Россия - страна непредсказуемая. Причем не только для иностранцев, но и для собственных граждан. Сейчас, когда в начале года россияне с интересом ждут, какие еще сюрпризы он им преподнесет, мы побеседовали с известным философом и культурологом, фронтовиком, узником сталинских лагерей, "инакомыслящим" в брежневскую эпоху, писателем Григорием ПОМЕРАНЦЕМ о его опыте выживания и формирования себя, собственной личности в нашей стране.

- Григорий Соломонович, за последнее десятилетие мне не раз приходилось слышать от знакомых, как все им здесь надоело, что все перемены в России только к худшему, что тут невозможно реализоваться, полностью использовать свой дар, свой талант и единственный выход - куда-нибудь уехать. Скажите, у вас такого желания никогда не возникало?

- Лично я колебался, ехать или не ехать, в начале семидесятых годов. Многие мои друзья рванули за рубеж, и надо сказать, что соблазн был. Меня убеждали, что там и возможности для работы лучше, и печататься смогу. Наверное, в самом отчетливом виде я повторно сформулировал для себя эту проблему уже в споре с Борисом Хазановым. У него есть эссе о том, что хорошо бы на каком-нибудь бестуземном острове собрать тысячу творцов русской культуры и спокойно там ее творить - без всего того, что нас здесь, в России, мучает. Я тогда, прочитав это его опубликованное на Западе произведение, возразил, что без реального чиновника Мармеладова, в пьяном виде попавшего под колеса, не было бы "Преступления и наказания". Что русская литература, русский язык органически связаны с Россией. Я, когда читал "Вторую книгу" воспоминаний Надежды Яковлевны Мандельштам (кстати сказать, с трудом, мне там многое не нравилось), обратил внимание на то, как Осип Мандельштам расцвел, приехав из Грузии, кажется, в Ростов и снова услышав на улице русскую речь. Для человека, который работает в русском языке, говорящая по-русски среда, приносящая какие-то новые, которых не было раньше, выражения, совершенно необходима. Именно в этой стихии разворачивается его дух. В эмиграции, может быть, комфортнее жизнь, но...
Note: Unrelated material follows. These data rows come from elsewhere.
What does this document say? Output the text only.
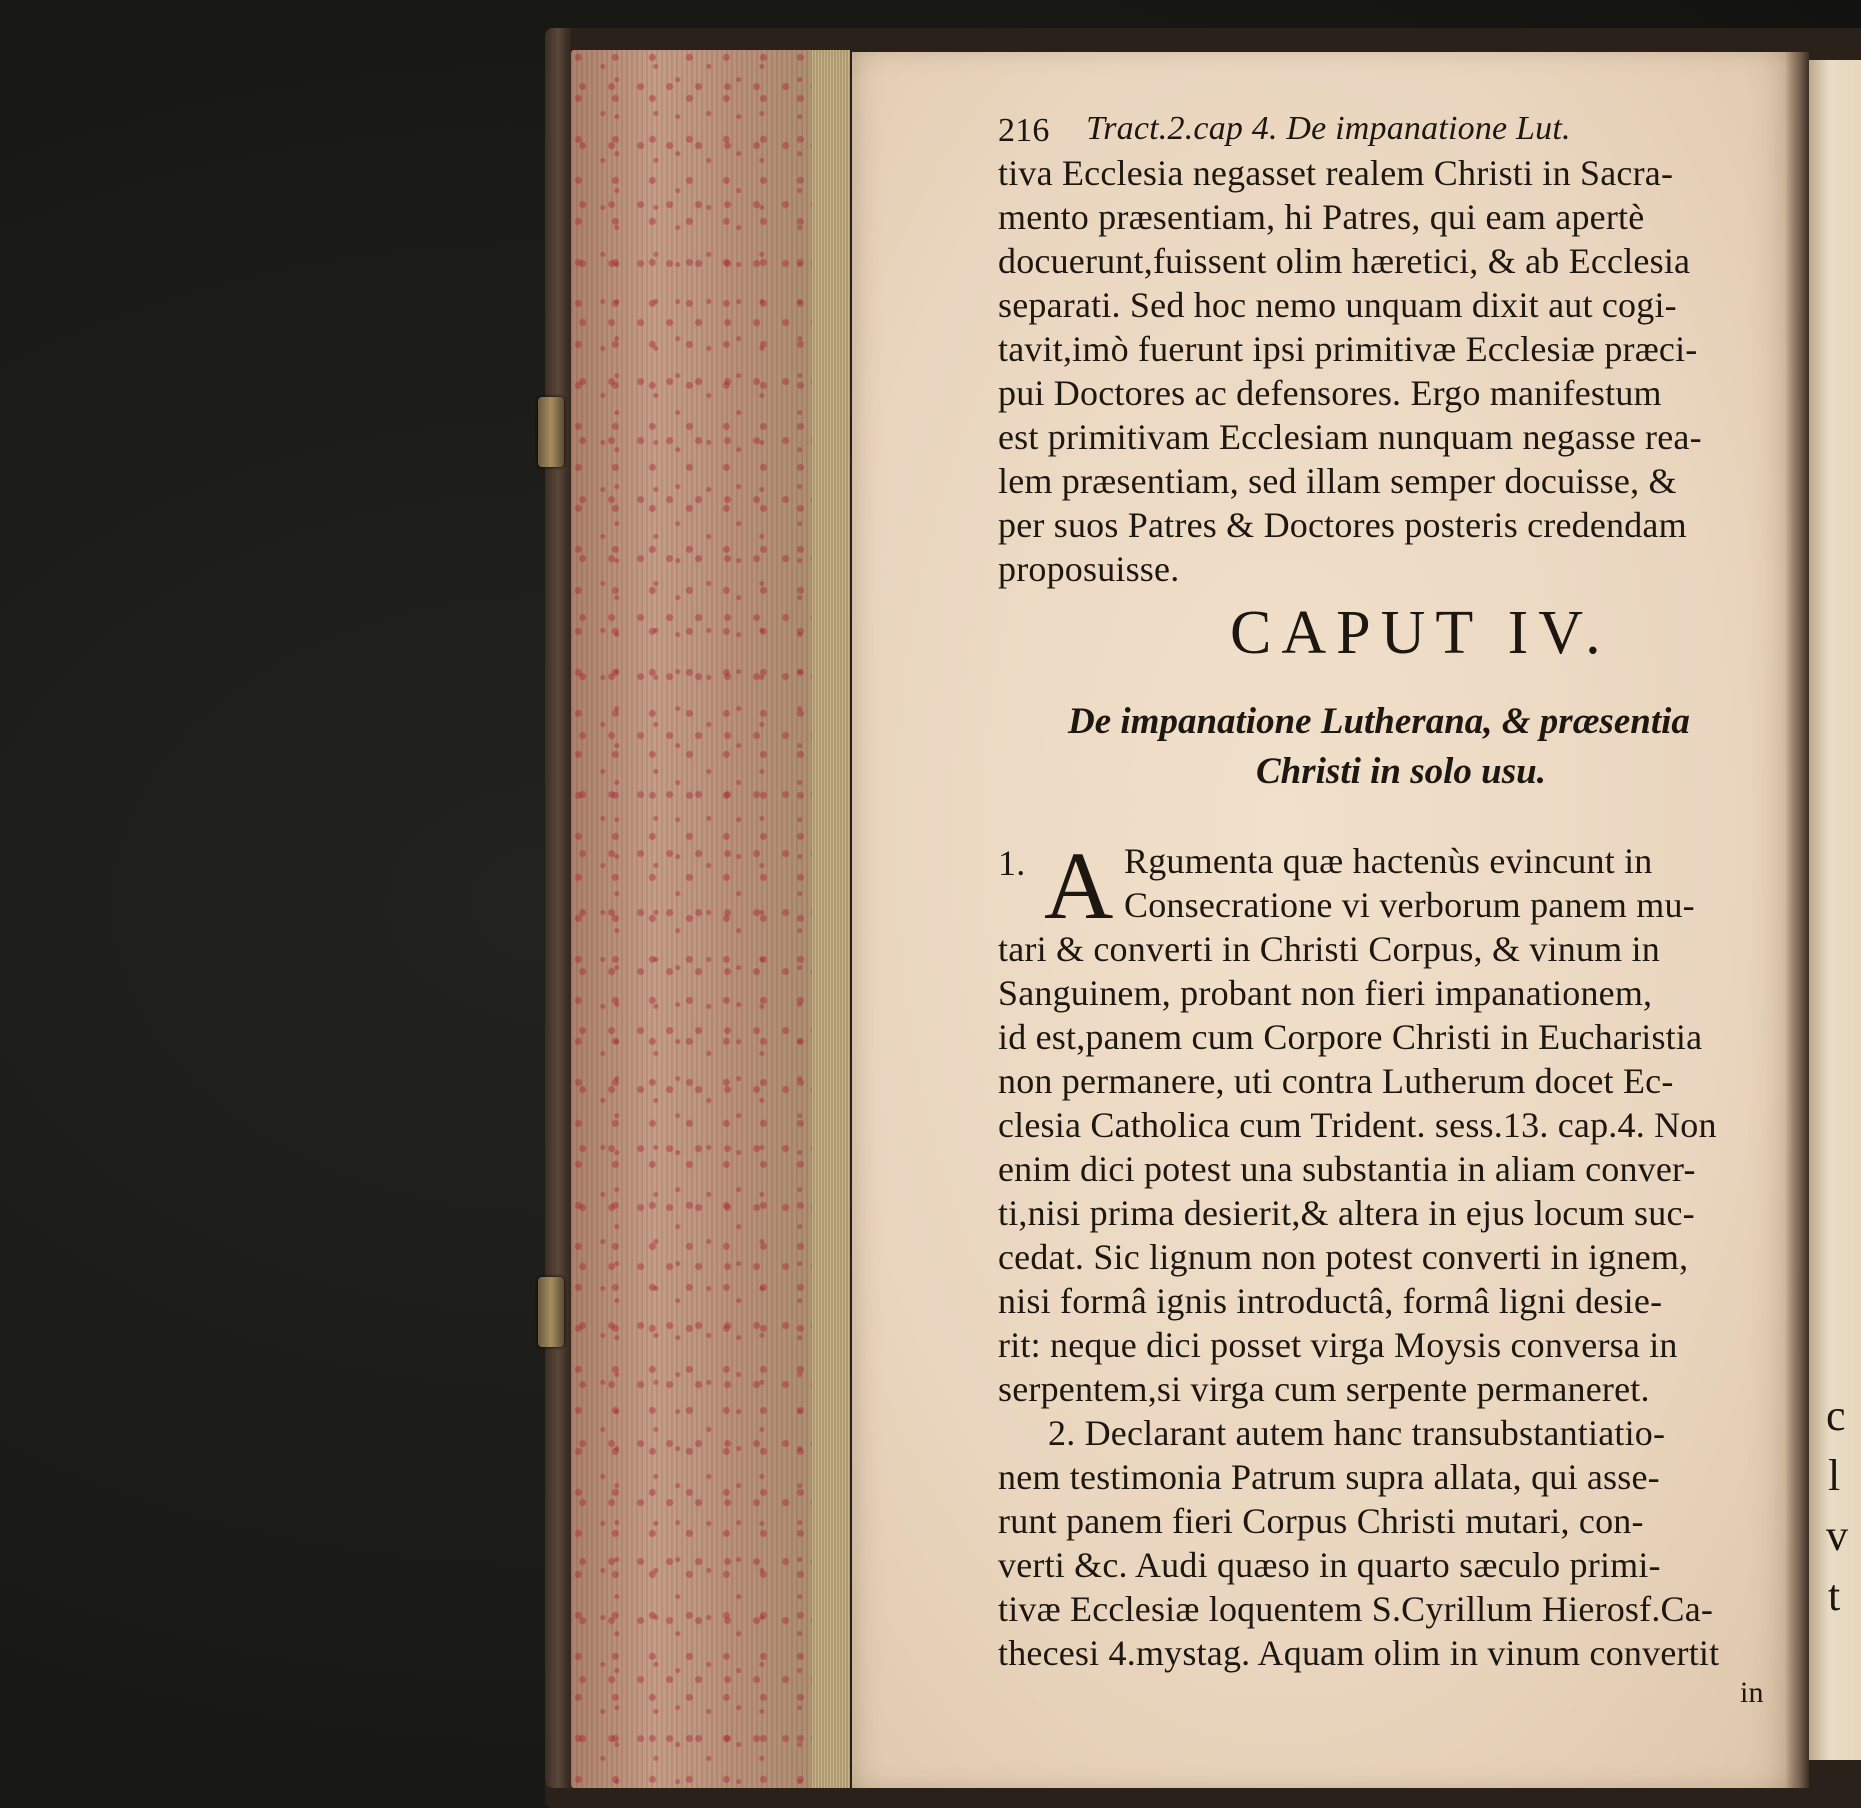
c
l
v
t
216 Tract.2.cap 4. De impanatione Lut.
tiva Ecclesia negasset realem Christi in Sacra-
mento præsentiam, hi Patres, qui eam apertè
docuerunt,fuissent olim hæretici, & ab Ecclesia
separati. Sed hoc nemo unquam dixit aut cogi-
tavit,imò fuerunt ipsi primitivæ Ecclesiæ præci-
pui Doctores ac defensores. Ergo manifestum
est primitivam Ecclesiam nunquam negasse rea-
lem præsentiam, sed illam semper docuisse, &
per suos Patres & Doctores posteris credendam
proposuisse.
CAPUT IV.
De impanatione Lutherana, & præsentia
Christi in solo usu.
1. A Rgumenta quæ hactenùs evincunt in
Consecratione vi verborum panem mu-
tari & converti in Christi Corpus, & vinum in
Sanguinem, probant non fieri impanationem,
id est,panem cum Corpore Christi in Eucharistia
non permanere, uti contra Lutherum docet Ec-
clesia Catholica cum Trident. sess.13. cap.4. Non
enim dici potest una substantia in aliam conver-
ti,nisi prima desierit,& altera in ejus locum suc-
cedat. Sic lignum non potest converti in ignem,
nisi formâ ignis introductâ, formâ ligni desie-
rit: neque dici posset virga Moysis conversa in
serpentem,si virga cum serpente permaneret.
2. Declarant autem hanc transubstantiatio-
nem testimonia Patrum supra allata, qui asse-
runt panem fieri Corpus Christi mutari, con-
verti &c. Audi quæso in quarto sæculo primi-
tivæ Ecclesiæ loquentem S.Cyrillum Hierosf.Ca-
thecesi 4.mystag. Aquam olim in vinum convertit
in
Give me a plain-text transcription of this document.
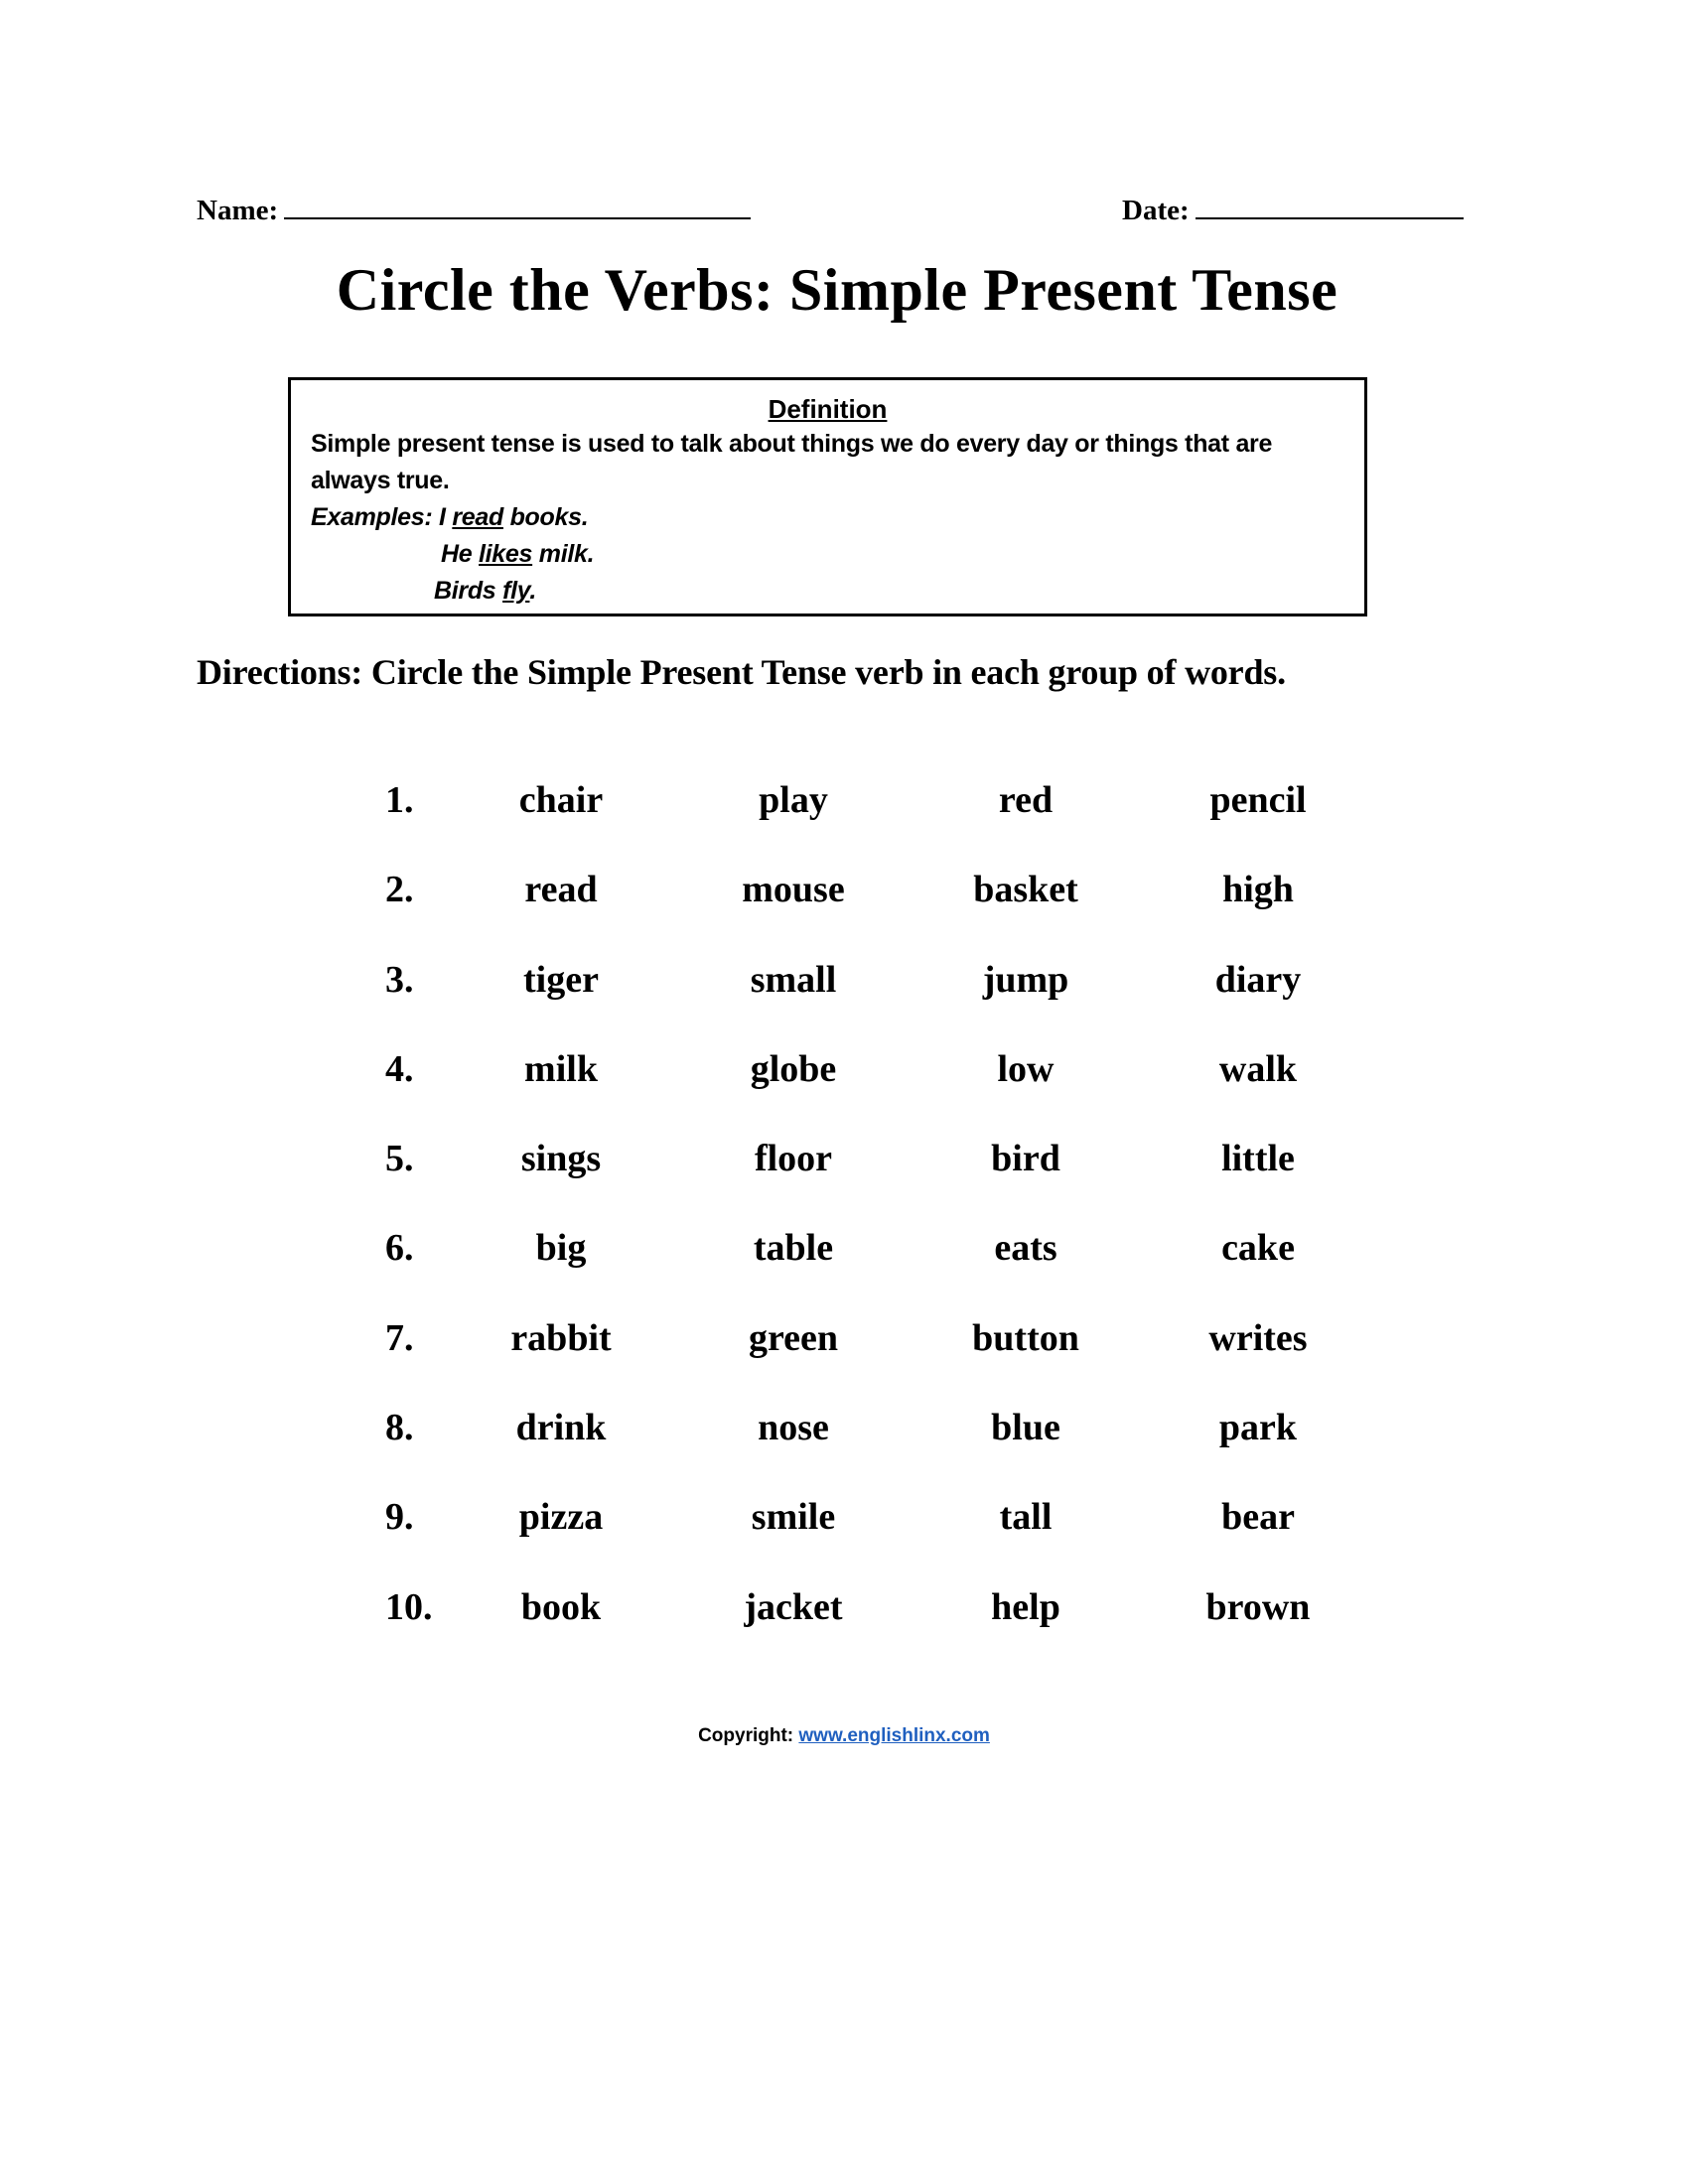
Name:	Date:
Circle the Verbs: Simple Present Tense
Definition
Simple present tense is used to talk about things we do every day or things that are always true.
Examples: I read books.
He likes milk.
Birds fly.
Directions: Circle the Simple Present Tense verb in each group of words.
1.	chair	play	red	pencil
2.	read	mouse	basket	high
3.	tiger	small	jump	diary
4.	milk	globe	low	walk
5.	sings	floor	bird	little
6.	big	table	eats	cake
7.	rabbit	green	button	writes
8.	drink	nose	blue	park
9.	pizza	smile	tall	bear
10.	book	jacket	help	brown
Copyright: www.englishlinx.com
Кроме того, в узеньком интеллигентском кружке бесконечно больше борьбы самолюбий, зависти и прочего, чем у обычных людей. Удачным примером здесь может служить театр. У меня мать была актрисой, и я немножко знаком с театральными кулисами. Каждый актер уверен, что он может сыграть Гамлета, и никто не считает, что достоин только роли могильщика. Любой чужой успех вызывает зависть. Еще я посещал в свое время заседания секции переводчиков - моя жена, поэт Зинаида Александровна Миркина, брала меня туда как опору, потому что там просто давила сгущенная атмосфера больных самолюбий. Каждый переводчик считал себя ну по меньшей мере Бродским, которого недооценили, и тоже мучился от малейшего успеха своего соседа.

Поэтому такая вот неестественная концентрация творческих людей, собранных в одном месте и связанных с русским языком профессионально, возможно, в чем-то даже еще болезненней, чем самая больная, но нормальная жизнь, нормальная в том смысле, что тебя окружают инженеры, учителя и так далее (например, я работал 20 лет среди библиографов, это хорошие, умные люди без чрезмерных претензий). И вот эта обычная человеческая жизнь органически связана со всем великим, что было и будет когда-нибудь сказано на русском языке.

Мне давно стало ясно, что я не отношусь к тем гениям, которые могут, как паук, ткать из себя всю свою паутину. Моя работа - это отклики, отклики на то, что меня ранило или восхищало. Я настроился на здешние волны, мне надо было бы прожить еще одну жизнь в другой стране, чтобы откликаться на то, что в ней происходит. Причем это не врожденное. До семи лет я рос в совершенно другой культурной атмосфере - в полуеврейской по составу населения и совершенно еврейской для меня Вильне, что сейчас называется Вильнюсом. Русский язык стал для меня основным годам к семи. Но то, что было в детстве, оставило во мне только некоторый след, внесло определенную сложность в мое восприятие мира, но не может устранить того факта, что основная моя культурная ориентация - русская, и куда бы я ни уехал, я только ее увезу с собой, и американской в моем возрасте она не станет.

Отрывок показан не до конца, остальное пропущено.